The above order was a result of an detailed inquiry undertaken pursuant to the notice given by Metso and Outotec under sub-section (2) of Section 6 of the Competition Act, 2002 (Act) on 12th March, 2020. The Commission found that the Proposed Combination is an integration of two strong and close competitors in the market for Iron Ore Palletisation (IOP) Equipment Island in India and appears to:
- limit the number of suppliers available to customer in this market in India;
- reduce the intensity of innovation in the technology for pelletizing technology and equipment;
- perpetuate the substantial market position of the Parties in the market; and reduce or eliminate the competitive pressure that would prevail in the absence of Proposed Combination;
- reduce the extent of countervailing bargaining power that the customers enjoy on account of the competition exerted by independent presence of Metso and Outotec;
- increase the cost of the entrants and rivals to compete and increase their presence in the market given that there is no likeliness of a timely and sufficient entry that could act as a competitive constraint to the combined entity; result in creation of a strong integrated player
Thus, the CCI was of the view that the proposed combination would reduce competition and confer the combined entity, the ability to increase price etc.

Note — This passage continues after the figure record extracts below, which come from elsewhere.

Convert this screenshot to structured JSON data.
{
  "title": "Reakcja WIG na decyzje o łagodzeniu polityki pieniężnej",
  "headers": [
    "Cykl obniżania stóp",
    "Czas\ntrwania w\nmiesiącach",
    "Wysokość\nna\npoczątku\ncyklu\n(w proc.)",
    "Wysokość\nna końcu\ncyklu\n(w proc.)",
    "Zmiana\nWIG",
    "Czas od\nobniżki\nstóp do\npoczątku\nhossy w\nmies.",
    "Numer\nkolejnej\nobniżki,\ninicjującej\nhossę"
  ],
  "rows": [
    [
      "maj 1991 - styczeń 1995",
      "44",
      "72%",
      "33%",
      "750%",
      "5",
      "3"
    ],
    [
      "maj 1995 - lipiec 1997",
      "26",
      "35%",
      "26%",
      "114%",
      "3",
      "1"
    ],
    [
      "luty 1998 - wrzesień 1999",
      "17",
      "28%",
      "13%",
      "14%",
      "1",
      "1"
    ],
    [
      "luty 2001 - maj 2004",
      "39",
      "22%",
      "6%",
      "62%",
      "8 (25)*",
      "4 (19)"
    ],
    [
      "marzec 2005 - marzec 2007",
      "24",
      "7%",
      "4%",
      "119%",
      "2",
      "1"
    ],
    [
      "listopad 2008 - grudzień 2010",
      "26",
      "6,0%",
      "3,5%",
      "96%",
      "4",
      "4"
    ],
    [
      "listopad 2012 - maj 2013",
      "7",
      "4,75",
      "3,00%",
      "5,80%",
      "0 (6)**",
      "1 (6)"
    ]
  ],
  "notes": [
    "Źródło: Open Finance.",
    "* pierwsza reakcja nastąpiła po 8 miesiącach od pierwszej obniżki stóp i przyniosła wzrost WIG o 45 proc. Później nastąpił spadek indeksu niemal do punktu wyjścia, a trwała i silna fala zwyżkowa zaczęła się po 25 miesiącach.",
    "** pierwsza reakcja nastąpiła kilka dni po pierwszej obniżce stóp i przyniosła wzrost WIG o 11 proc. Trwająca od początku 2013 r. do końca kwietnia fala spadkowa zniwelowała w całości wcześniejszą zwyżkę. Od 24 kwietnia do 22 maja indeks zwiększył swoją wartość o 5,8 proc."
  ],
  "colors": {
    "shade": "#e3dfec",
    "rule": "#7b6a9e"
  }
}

In order to address the competition concerns arising as a result of the proposed combination, the Parties proposed voluntary remedies / modifications (VRP). The Commission noted that VRP given by Parties eliminates the overlap between the Parties in the IOP segment in India and would effectively transfer Metso Minerals’s Indian Straight Grate (SG) IOP capital equipment business to a suitable buyer, thereby preserving the competition.
The modification essentially involves transferring a right to fully use and exploit the SG IOP capital equipment drawings, including the related registered IP by way of an exclusive and irrevocable license, subject to a lump sum upfront payment and no ongoing royalties. VRP will allow the emergence of a new competitor, thus resolving any concerns whatsoever in relation to this segment.